Named pipes are one alternative that is used to directly transfer data from a point of origin to a point of termination. This is one of the fundamental features that make Linux and other Unices useful is the “pipe”. This approach tends to prevent the requirement of going by some type of mediating protocol or process.
In computing, a referred pipe is an extension to the traditional pipe concept on UNIX and Unix-like systems, and is one of the methods of inter-process communication. It is also called as a FIFO for its behavior.
Benefits of Named Pipes
Named pipes are very simple to use.
MKFIFO is a thread-safe function.
No synchronization mechanism is required when using named pipes.
Write to a named pipe is guaranteed to be atomic. It is atomic even if the named pipe is opened in non-blocking mode.
Named pipes have permissions related with them, unlike anonymous pipes. These permissions can be used to enforce secure communication.
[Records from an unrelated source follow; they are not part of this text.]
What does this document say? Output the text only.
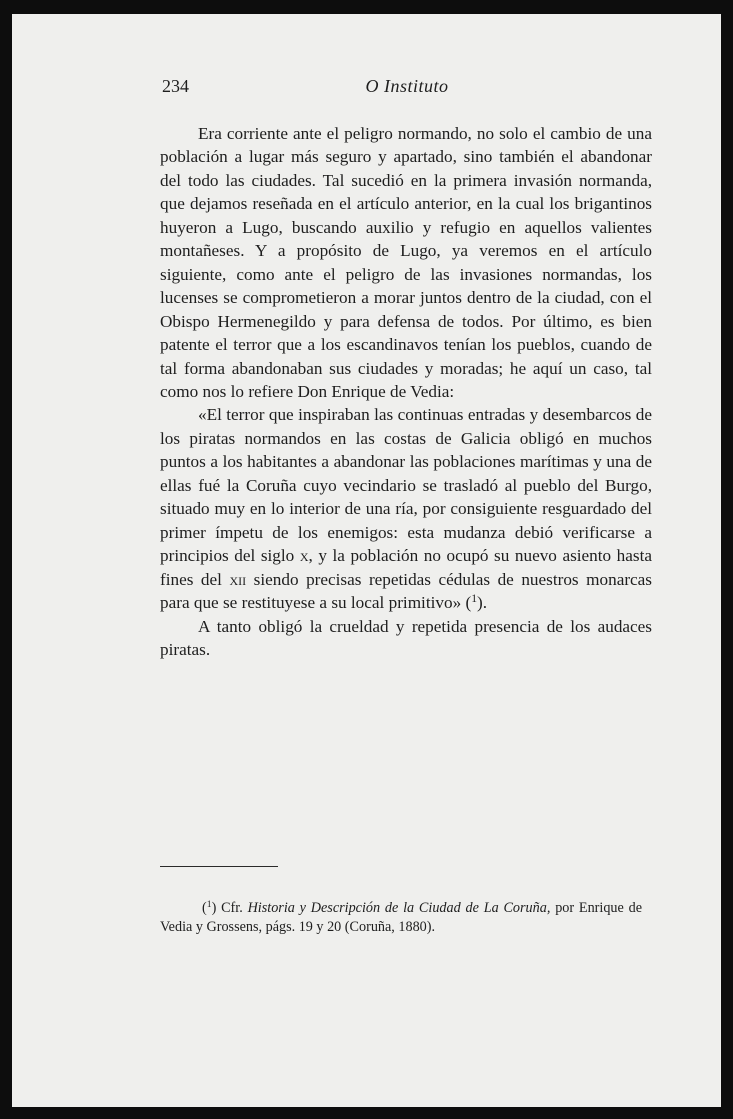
234	O Instituto

Era corriente ante el peligro normando, no solo el cambio de una población a lugar más seguro y apartado, sino también el abandonar del todo las ciudades. Tal sucedió en la primera invasión normanda, que dejamos reseñada en el artículo anterior, en la cual los brigantinos huyeron a Lugo, buscando auxilio y refugio en aquellos valientes montañeses. Y a propósito de Lugo, ya veremos en el artículo siguiente, como ante el peligro de las invasiones normandas, los lucenses se comprometieron a morar juntos dentro de la ciudad, con el Obispo Hermenegildo y para defensa de todos. Por último, es bien patente el terror que a los escandinavos tenían los pueblos, cuando de tal forma abandonaban sus ciudades y moradas; he aquí un caso, tal como nos lo refiere Don Enrique de Vedia:

«El terror que inspiraban las continuas entradas y desembarcos de los piratas normandos en las costas de Galicia obligó en muchos puntos a los habitantes a abandonar las poblaciones marítimas y una de ellas fué la Coruña cuyo vecindario se trasladó al pueblo del Burgo, situado muy en lo interior de una ría, por consiguiente resguardado del primer ímpetu de los enemigos: esta mudanza debió verificarse a principios del siglo x, y la población no ocupó su nuevo asiento hasta fines del xii siendo precisas repetidas cédulas de nuestros monarcas para que se restituyese a su local primitivo» ($^1$).

A tanto obligó la crueldad y repetida presencia de los audaces piratas.

($^1$) Cfr. Historia y Descripción de la Ciudad de La Coruña, por Enrique de Vedia y Grossens, págs. 19 y 20 (Coruña, 1880).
Limitations of Named Pipes
Due to their basic blocking nature of pipes, careful programming is required for the client and server, in order to avoid deadlocks.
Named pipes can only be used for communication among processes on the same host machine.
Named pipe data is a byte stream, and no record identification exists.
Named pipes can be created only in the local file system of the host, that is, you cannot create a named pipe on the NFS file system.